N. luekei eggs can go about 7 months if not more in peat in and then you will still find un-eyed up eggs. How long the eyed-up eggs last I am not sure but some of my eggs the last time I wet them never hatched, presumable because the fry was too old and weak to break free of the eggs.

In the wild N. orthonotus, furzeri and rachovii may go several years without hatching because there was no rain. These eggs probably do no exist in the wild as eyed-up eggs though. Marc Bellemans found only clear undeveloped eggs when collected eggs of N. virgatus and sp. aff. rubroreticulatus from mud in Sudan.

For eyed-up eggs there seems a very short window within to get good hatches. For N. sp. Mansa and symoensi this is only a week or two. For rachovii it may be a month or two but this depends a lot on temperature. 

The higher the temperature the higher the maintenance cost of tissues and so the resting fry has to use its energy reserves to repair damage. Once the yolk is gone it will begin to metabolize its tissues... from then it only a matter of time before it has wasted away in the egg.

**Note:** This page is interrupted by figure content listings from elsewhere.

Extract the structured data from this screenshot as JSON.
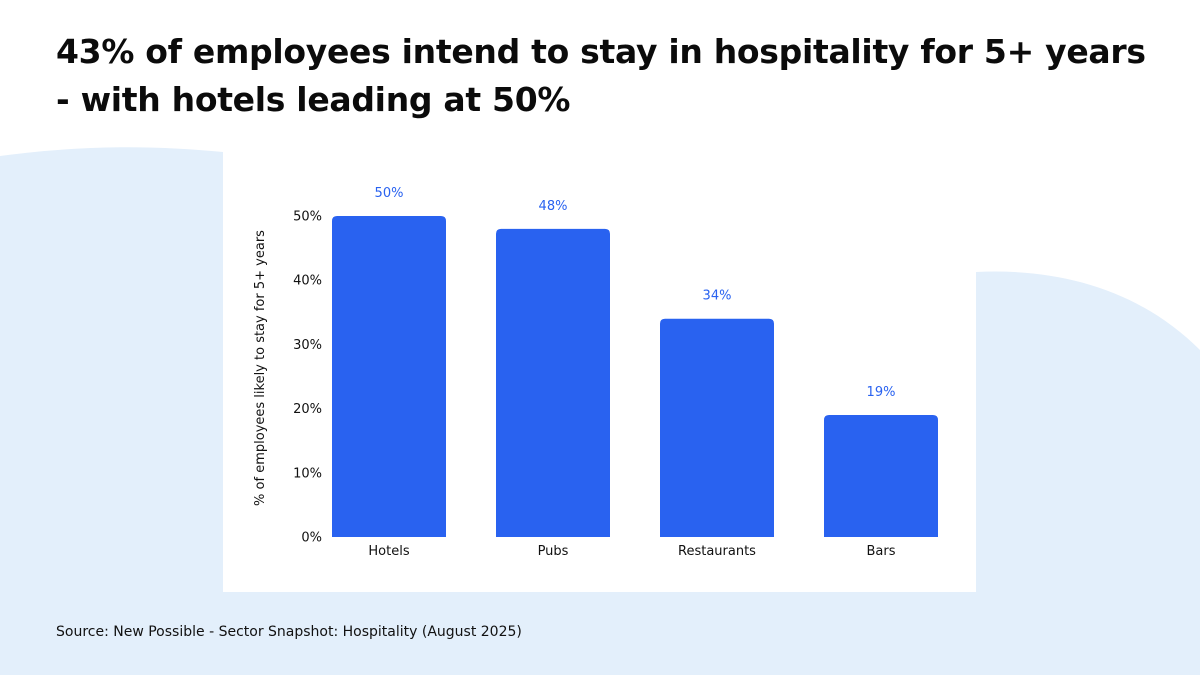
{
  "colors": {
    "bar": "#2962f0",
    "data_label": "#2962f0",
    "background_shape": "#e3effb",
    "card": "#ffffff",
    "text": "#111111"
  },
  "headline": {
    "line1": "43% of employees intend to stay in hospitality for 5+ years",
    "line2": "- with hotels leading at 50%"
  },
  "source": "Source: New Possible - Sector Snapshot: Hospitality (August 2025)",
  "chart_data": {
    "type": "bar",
    "categories": [
      "Hotels",
      "Pubs",
      "Restaurants",
      "Bars"
    ],
    "values": [
      50,
      48,
      34,
      19
    ],
    "data_labels": [
      "50%",
      "48%",
      "34%",
      "19%"
    ],
    "ylabel": "% of employees likely to stay for 5+ years",
    "xlabel": "",
    "ylim": [
      0,
      50
    ],
    "yticks": [
      0,
      10,
      20,
      30,
      40,
      50
    ],
    "ytick_labels": [
      "0%",
      "10%",
      "20%",
      "30%",
      "40%",
      "50%"
    ],
    "grid": false,
    "legend": "none"
  }
}
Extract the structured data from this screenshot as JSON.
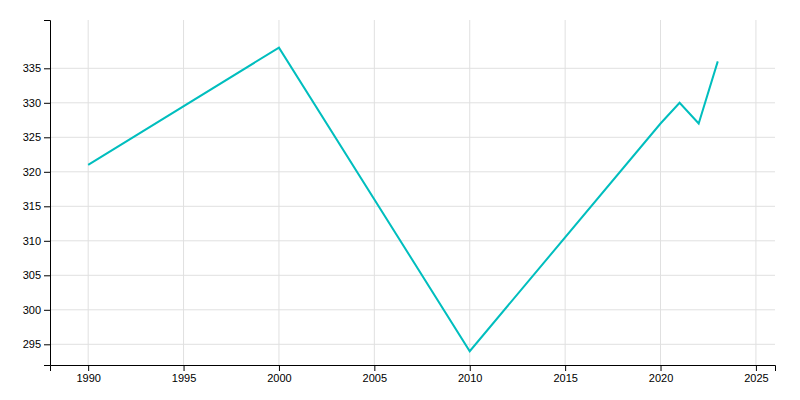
{
  "chart_data": {
    "type": "line",
    "x": [
      1990,
      2000,
      2010,
      2020,
      2021,
      2022,
      2023
    ],
    "values": [
      321,
      338,
      294,
      327,
      330,
      327,
      336
    ],
    "color": "#00BEBE",
    "xlim": [
      1988,
      2026
    ],
    "ylim": [
      292,
      342
    ],
    "xticks": [
      1990,
      1995,
      2000,
      2005,
      2010,
      2015,
      2020,
      2025
    ],
    "yticks": [
      295,
      300,
      305,
      310,
      315,
      320,
      325,
      330,
      335
    ],
    "grid": true
  }
}
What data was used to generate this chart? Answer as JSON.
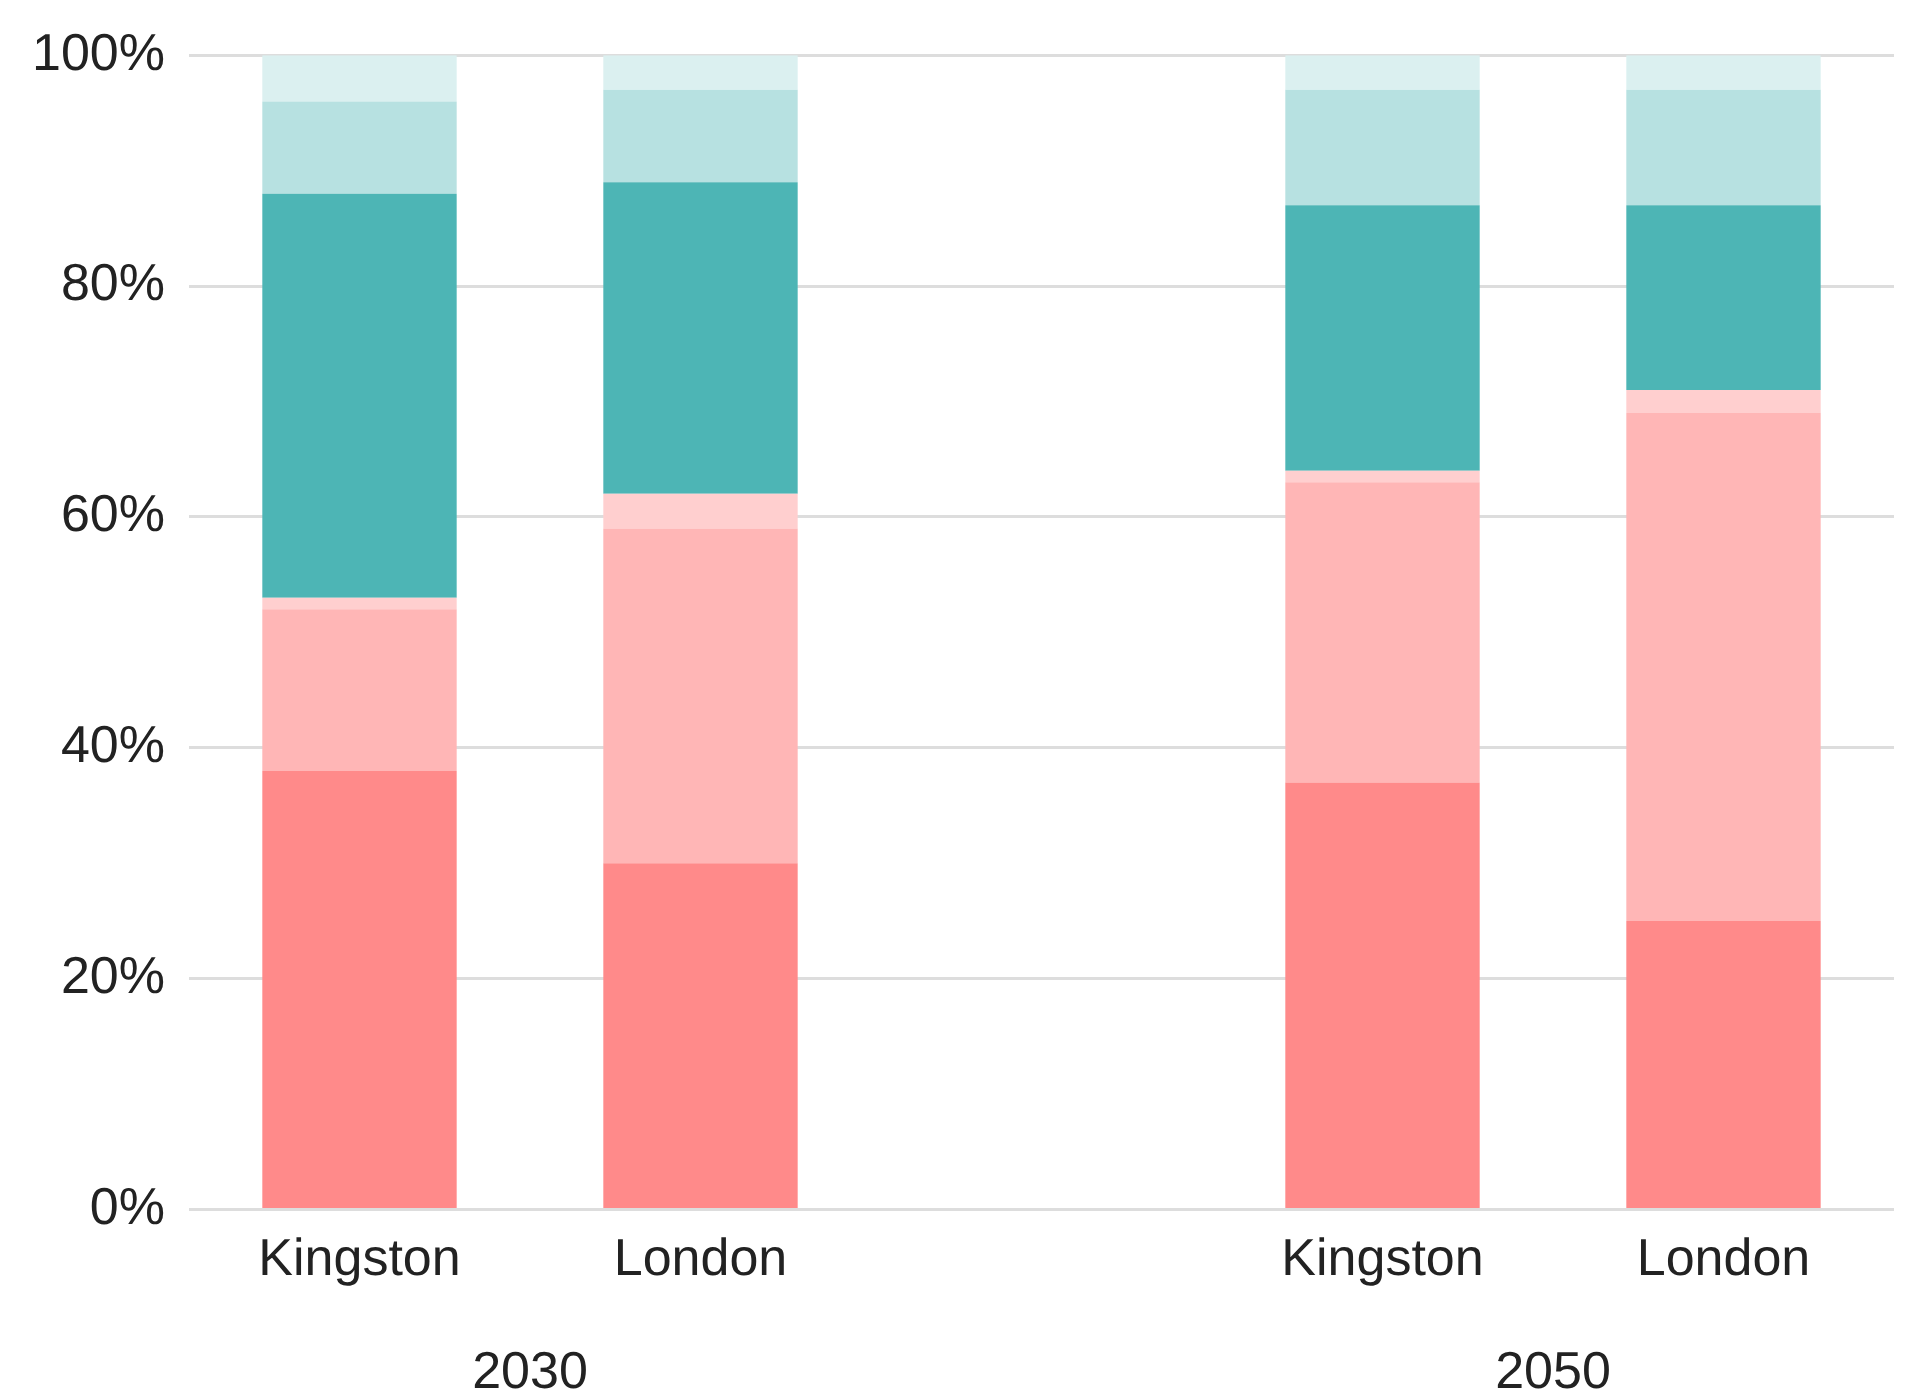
{
  "chart_data": {
    "type": "bar",
    "stacked": true,
    "categories": [
      "Kingston",
      "London",
      null,
      "Kingston",
      "London"
    ],
    "series": [
      {
        "color": "#ff8a8a",
        "values": [
          38,
          30,
          null,
          37,
          25
        ]
      },
      {
        "color": "#ffb6b6",
        "values": [
          14,
          29,
          null,
          26,
          44
        ]
      },
      {
        "color": "#ffcfcf",
        "values": [
          1,
          3,
          null,
          1,
          2
        ]
      },
      {
        "color": "#4db5b5",
        "values": [
          35,
          27,
          null,
          23,
          16
        ]
      },
      {
        "color": "#b7e1e1",
        "values": [
          8,
          8,
          null,
          10,
          10
        ]
      },
      {
        "color": "#dbf0f0",
        "values": [
          4,
          3,
          null,
          3,
          3
        ]
      }
    ],
    "ylim": [
      0,
      100
    ],
    "yticks": [
      {
        "value": 0,
        "label": "0%"
      },
      {
        "value": 20,
        "label": "20%"
      },
      {
        "value": 40,
        "label": "40%"
      },
      {
        "value": 60,
        "label": "60%"
      },
      {
        "value": 80,
        "label": "80%"
      },
      {
        "value": 100,
        "label": "100%"
      }
    ],
    "grid": "y",
    "legend": false,
    "annotations": [
      "2030",
      "2050"
    ]
  }
}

If you have eyed-up eggs it is best to wet them ASAP IMHO.

Regards

----------


## whuntley

The full answer to this question also involves the genus. True annuals, like Nothos and SAAs tend to be more tolerant of time variations than the semi-annuals of W. Africa.

Those of the _Paludopanchax_ sub-genus will readily hatch in the peat, IME, so failure to dunk when the eggs are fully eyed up has only a short window before the only thing you find is fungused carcasses in the peat. I think most _Paraphyosemions_ (the GAR group) are similar.

Wright

----------